Lewis then goes on to make an amazingly prophetic observation (Remember this essay was written in the 1940s.) He writes, “As the State grows more like a hive or an ant-hill it needs an increasing number of workers who can be treated as neuters. This may be inevitable for our secular life. But in our Christian life we must return to reality.”

He sees that the secular state “needs an increasing number of drones who can be treated as neuters.” There is much that can be drawn out of this side observation. Now, eighty years later the secular state with all its media propaganda apparatus is indeed promoting a neutered humanity. Radical feminism, homosexualism and gender confusion ideology are producing (consciously or unconsciously) a neutered humanity–a humanity ripe for totalitarian manipulation and dominance.

But to return to Lewis’ main point, “In the liturgical iconography the priest is an image of Christ and God. Women can’t do that. If they do, the effect will be a new image of God himself. This is exactly what we see within Anglicanism and the other mainstream Protestant churches where “non-sexist” language for God was the first step and now referring to God as “Mother” is finding a toe hold.

While Lewis’ arguments are a powerful contribution to the debate it was sad to see that they were basically swept aside with “Yes, well, that was the 1940s and we all know Lewis was a misogynist.” So no real attempt to engage in a rational or reasonable way. Instead resorting to the pragmatic, the sentimental and the political arguments.

Finally, I said I would mention my own bottom line. It is this: The women’s ordination debate in the Church brought me face to face with the Protestant problem–which is, “What do you do when sincere, good Christians sincerely disagree?” The answer is, “You either shake hands and say it doesn’t really matter or you split and go your own way.” This led me to re-examine the authority claims in the Catholic Church. The Church of England had no basis for authority other than the pragmatic, sentimental and political. 500 years earlier they had abandoned papal authority and in the 20th century through the ravages of modernistic Biblical criticism they had effectively abandoned Scriptural authority. In doing so they had implicitly also rejected the authority of human reason for they had taken irrational positions. No wonder all that was left was the individual, subjective opinions of pragmatism, sentimentalism and political ideologies.

The Catholic Church offered not only papal authority, but also an authority that was geographically and chronologically universal. In other words, the Catholic Church’s authority extended and drew on two thousand years of church history and extended and drew on the church’s experience throughout the world–not just in Britain and North America.
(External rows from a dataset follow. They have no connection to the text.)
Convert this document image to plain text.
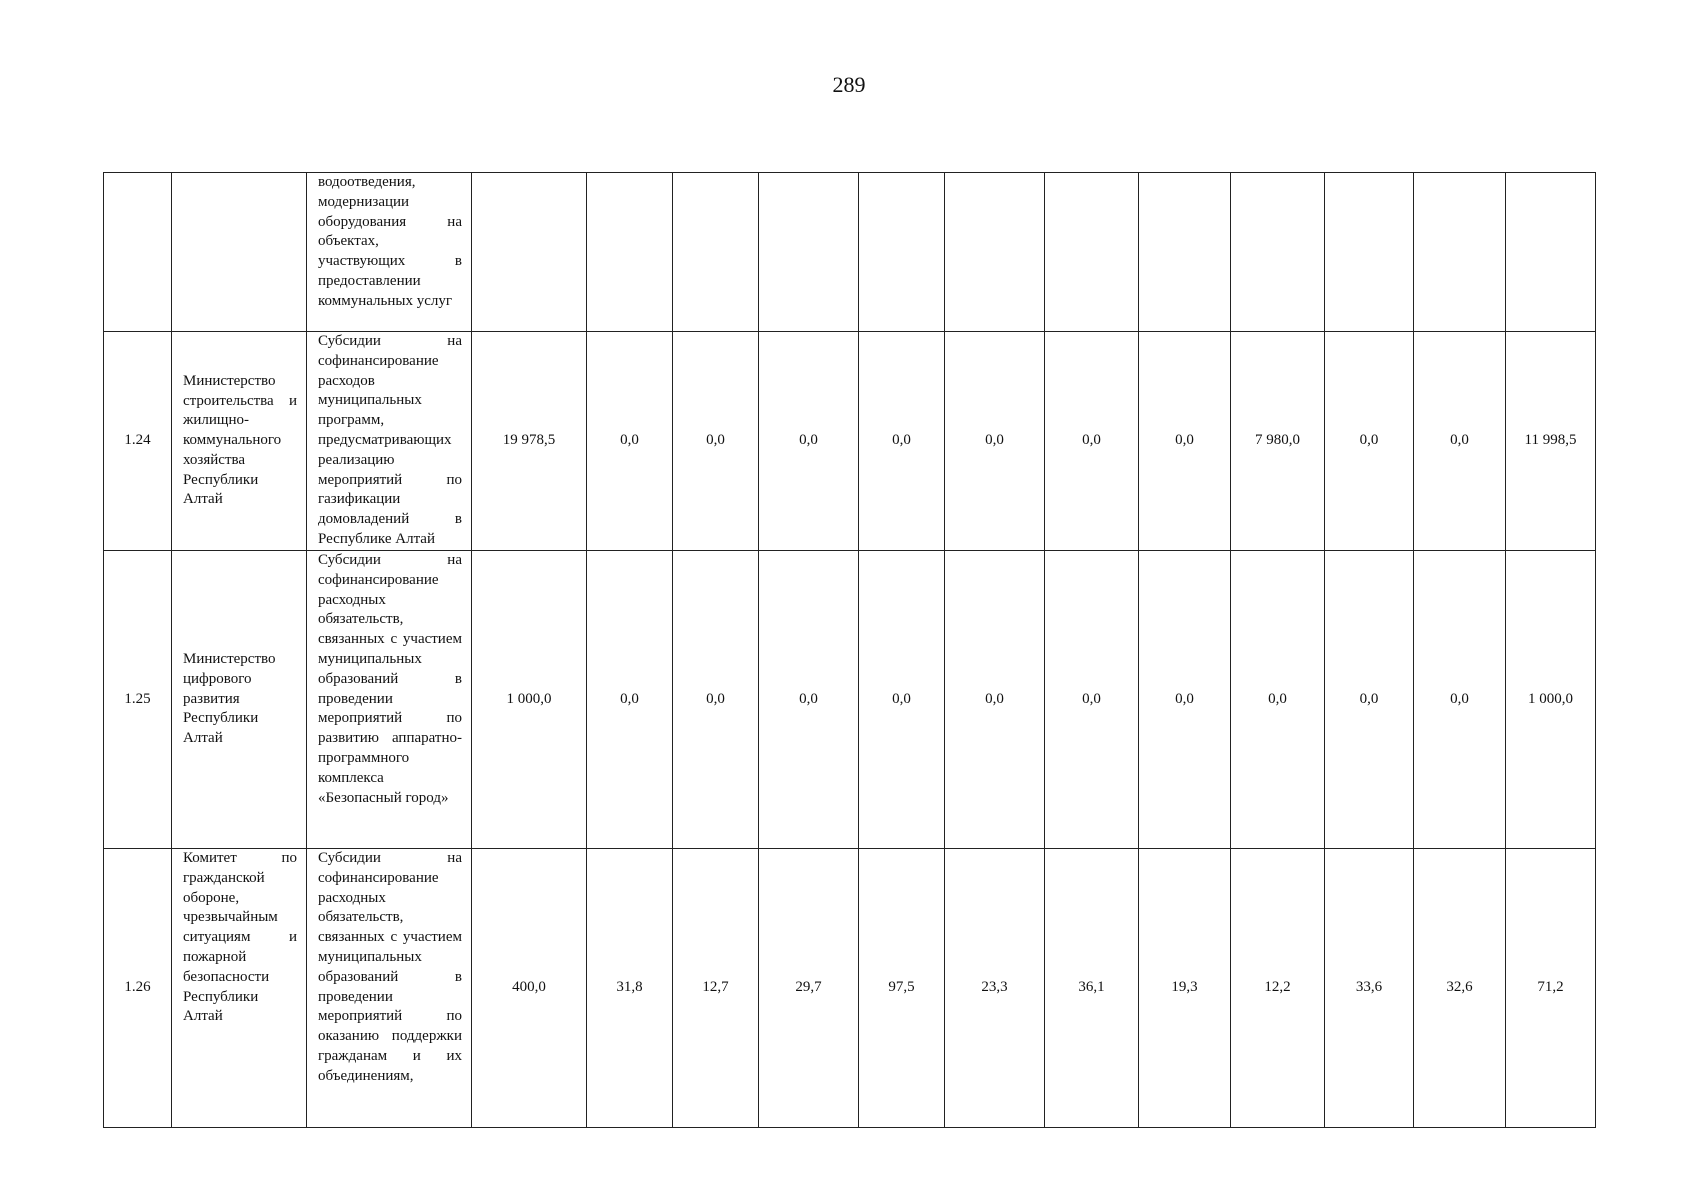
289

		водоотведения, модернизации оборудования на объектах, участвующих в предоставлении коммунальных услуг												

1.24	Министерство строительства и жилищно-коммунального хозяйства Республики Алтай	Субсидии на софинансирование расходов муниципальных программ, предусматривающих реализацию мероприятий по газификации домовладений в Республике Алтай	19 978,5	0,0	0,0	0,0	0,0	0,0	0,0	0,0	7 980,0	0,0	0,0	11 998,5
1.25	Министерство цифрового развития Республики Алтай	Субсидии на софинансирование расходных обязательств, связанных с участием муниципальных образований в проведении мероприятий по развитию аппаратно-программного комплекса «Безопасный город»	1 000,0	0,0	0,0	0,0	0,0	0,0	0,0	0,0	0,0	0,0	0,0	1 000,0
1.26	Комитет по гражданской обороне, чрезвычайным ситуациям и пожарной безопасности Республики Алтай	Субсидии на софинансирование расходных обязательств, связанных с участием муниципальных образований в проведении мероприятий по оказанию поддержки гражданам и их объединениям,	400,0	31,8	12,7	29,7	97,5	23,3	36,1	19,3	12,2	33,6	32,6	71,2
That authority has examined the proposal for women’s ordination from antiquity. This article reviews the historical position of the church. In 1976 after the Episcopal Church in the USA first ordained women Pope Paul VI explored the idea and in Inter Insigniores ruled that the ordination of women was impermissible. After the Church of England took the step in the early 1990s Pope John Paul II examined the question again and issued Ordinatio Sacerdotalis which re-affirms Paul VI’s decision. When this was questioned in 1995 Joseph Ratzinter as head of the Congregation for the Doctrine of the Faith was asked, “Whether the teaching that the Church has no authority whatsoever to confer priestly ordination on women, which is presented in the Apostolic Letter Ordinatio sacerdotalis to be held definitively, is to be understood as belonging to the deposit of faith.”

He replied “Affirmative.”

Since then Pope Francis has also re-affirmed the prohibition of women priests.

So we have the clear teaching of the last four popes: The Catholic Church does not have the authority to ordain women as priests.” This, in the end is the bottom line of the Catholic Church and it is my bottom line.

One may propose many arguments in favor of women priests and many of them may be good arguments, but for Catholics, “Rome has spoken. That settles it.”